Les élections sénatoriales, accessibles exclusivement aux grands électeurs, c'est dire l'importance de ces élections, ont bien excité la majorité présidentielle ce week-end mais aussi l'opposition qui a, pour la première fois, obtenu la majorité dans cette haute assemblée. Mais concrètement, quelles sont les conséquences réelles et sérieuses sur la vie politique de notre pays ?
Il faut avant tout poser la question de l'utilité de cet hémicycle.
Les sénateurs participent au débat législatif. A la manière d'un tennis de table, les députés et les sénateurs se renvoient les lois pour les discuter. Le Sénat peut effectivement ne pas être d'accord sur un article voire même la loi complète, et c'est à l'Assemblée nationale de revoir sa copie. C'est ce que l'on appelle la "navette". Mais cet échange n'est pas éternel. Comme l'explique très bien ce schéma, il y a tout au plus deux allers-retours entre les deux chambres et puis, sans accord, c'est l'Assemblée nationale qui a le dernier mot. On a juste perdu du temps. On en perdra un peu plus avec une majorité au Sénat différente de la majorité à l'Assemblée.

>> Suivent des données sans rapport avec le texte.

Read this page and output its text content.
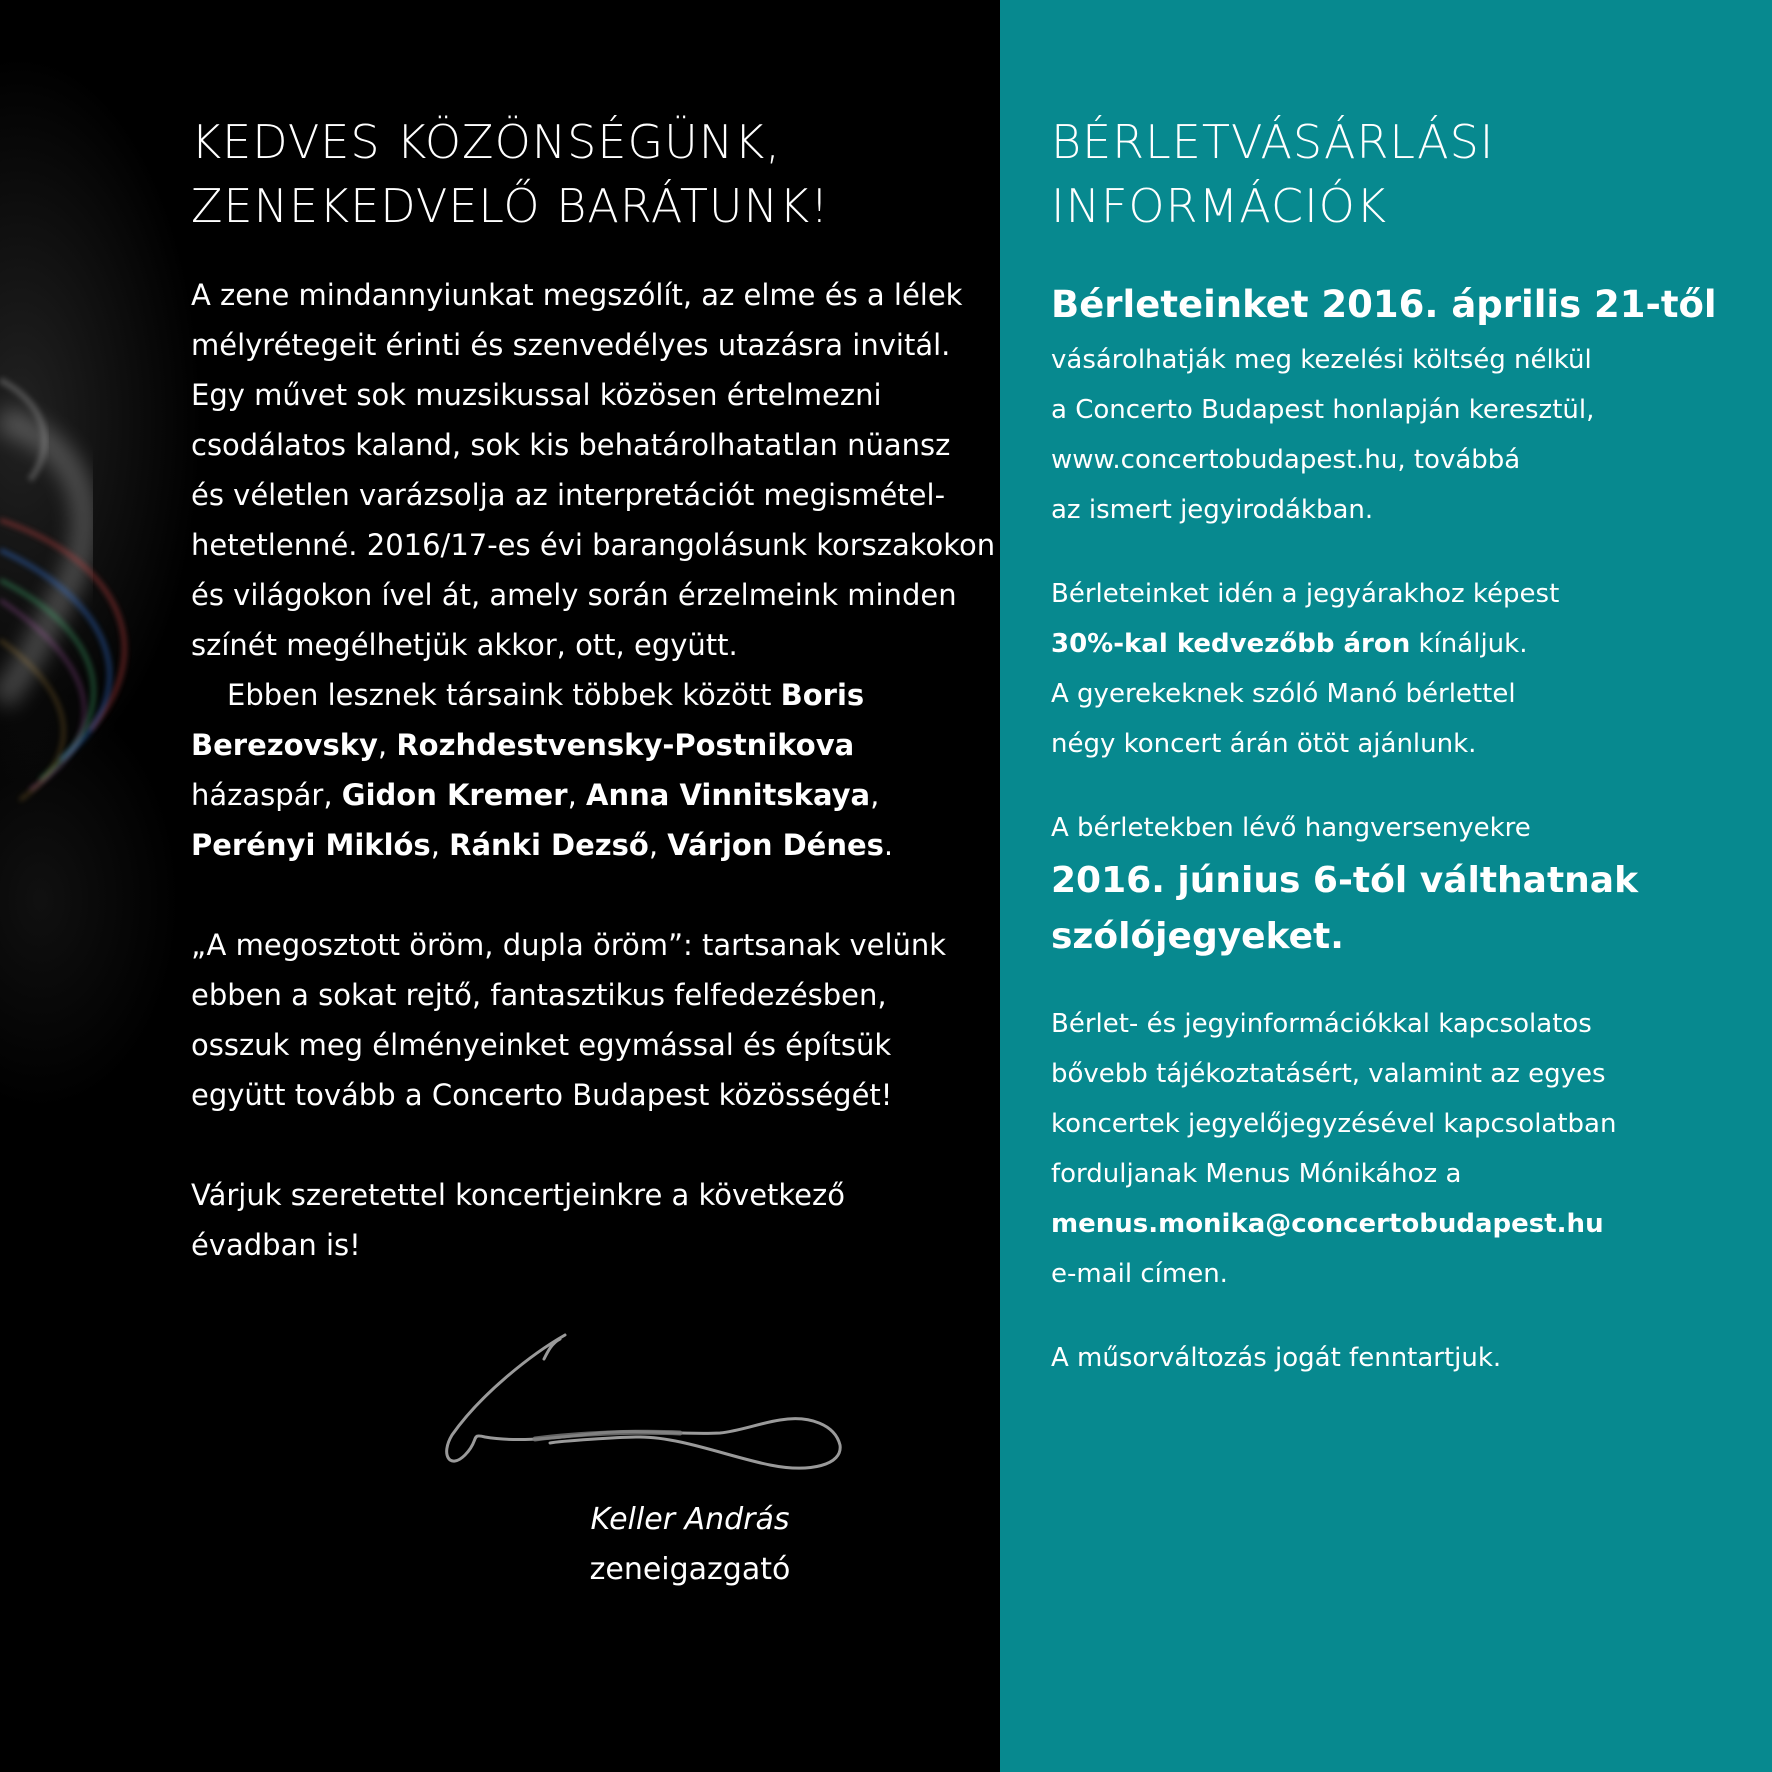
KEDVES KÖZÖNSÉGÜNK,
ZENEKEDVELŐ BARÁTUNK!

A zene mindannyiunkat megszólít, az elme és a lélek
mélyrétegeit érinti és szenvedélyes utazásra invitál.
Egy művet sok muzsikussal közösen értelmezni
csodálatos kaland, sok kis behatárolhatatlan nüansz
és véletlen varázsolja az interpretációt megismétel-
hetetlenné. 2016/17-es évi barangolásunk korszakokon
és világokon ível át, amely során érzelmeink minden
színét megélhetjük akkor, ott, együtt.

Ebben lesznek társaink többek között Boris
Berezovsky, Rozhdestvensky-Postnikova
házaspár, Gidon Kremer, Anna Vinnitskaya,
Perényi Miklós, Ránki Dezső, Várjon Dénes.

„A megosztott öröm, dupla öröm”: tartsanak velünk
ebben a sokat rejtő, fantasztikus felfedezésben,
osszuk meg élményeinket egymással és építsük
együtt tovább a Concerto Budapest közösségét!

Várjuk szeretettel koncertjeinkre a következő
évadban is!

Keller András
zeneigazgató
BÉRLETVÁSÁRLÁSI
INFORMÁCIÓK
Bérleteinket 2016. április 21-től
vásárolhatják meg kezelési költség nélkül
a Concerto Budapest honlapján keresztül,
www.concertobudapest.hu, továbbá
az ismert jegyirodákban.
Bérleteinket idén a jegyárakhoz képest
30%-kal kedvezőbb áron kínáljuk.
A gyerekeknek szóló Manó bérlettel
négy koncert árán ötöt ajánlunk.
A bérletekben lévő hangversenyekre
2016. június 6-tól válthatnak
szólójegyeket.
Bérlet- és jegyinformációkkal kapcsolatos
bővebb tájékoztatásért, valamint az egyes
koncertek jegyelőjegyzésével kapcsolatban
forduljanak Menus Mónikához a
menus.monika@concertobudapest.hu
e-mail címen.
A műsorváltozás jogát fenntartjuk.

Autre point à soulever, le président du Sénat. Constitutionnellement parlant, le président du Sénat est le troisième personnage de l'Etat (après le Chef d'Etat et le Premier ministre) et le deuxième d'un point de vue protocolaire (depuis le 13 septembre 1989), il a en effet un rôle de remplaçant en cas de vacance du pouvoir, avec des pouvoirs limités par la Constitution (pas de référendum, pas de dissolution, pas de révision de la Constitution, il ne préside pas le Conseil des ministres) ; par la situation cocasse d'une possible cohabitation avec une majorité d'une couleur politique différente. Donc, il prend la place du Président de la République quand celui-ci ne peut plus exercer son rôle avant la fin de son mandat. C'est ce qui s'est passé à la démission du Général de Gaulle en 1969 et à la mort de Georges Pompidou en 1974. On observe donc que la situation est assez rare.
Alors, il est vrai aussi que le président du Sénat peut nommer des membres du Conseil constitutionnel : mais est-on sûr que ce Conseil des sages ait toujours favorisé les majorités auprès desquelles il se sentait le plus proche ? Je ne suis pas certain et c'est pourquoi je me permets d'émettre des doutes sur la loyauté des neuf membres censés être objectifs dans leurs décisions. N'oublions pas également, qu'avec la présence de deux anciens Présidents de la République qui se détestent, et peut-être bientôt trois avec Nicolas Sarkozy, les réunions promettent d'être tendues.
Alors pourquoi ne pas octroyer ce rôle au Président de l'Assemblée nationale ou au Premier ministre ? Le problème est en fait constitutionnel. C'est la Vème République qui a créé le Sénat sous la forme que l'on connaît actuellement, en 1958. De ce fait, pour transférer ce rôle à une autre personne, il faut changer de Constitution, voire, pourquoi pas, de République. Il faudrait donc faire réfléchir nos sénateurs sur une possible suppression du Sénat et donc d'eux-mêmes… Ce qui serait grandement ralenti ou empêché.
A l'origine, après la Révolution française, avait été créé un Conseil des Anciens. Le pouvoir de ce Conseil était quelque peu différent : celui-ci avait en effet le dernier mot car il adoptait ou rejetait la loi. Il y avait donc un réel contre-pouvoir. En outre, cette assemblée, dite "chambre haute", était composé des nobles qui avaient besoin d'une représentation nationale. Déjà à l'époque on se disputait les sièges… Mais aujourd'hui, après quelques siècles de politique et de changement de régime et de constitution, le pouvoir du Sénat s'est transformé. On se dispute les sièges, juste pour se les disputer et les donner à ses amis qui n'ont pas obtenu un siège à l'Assemblée nationale. C'est le même principe pour le Conseil économique et social, assemblée fourre-tout pour les oubliés des scrutins ou des remaniements.
On ferait en même temps une économie de plusieurs centaines de millions d'euros, par les temps qui courent, ce n'est pas négligeable, évitons de jeter l'argent public par la fenêtre.
Non, cette poussée historique de la Gauche dans l'hémicycle du Palais du Luxembourg n'est que symbolique.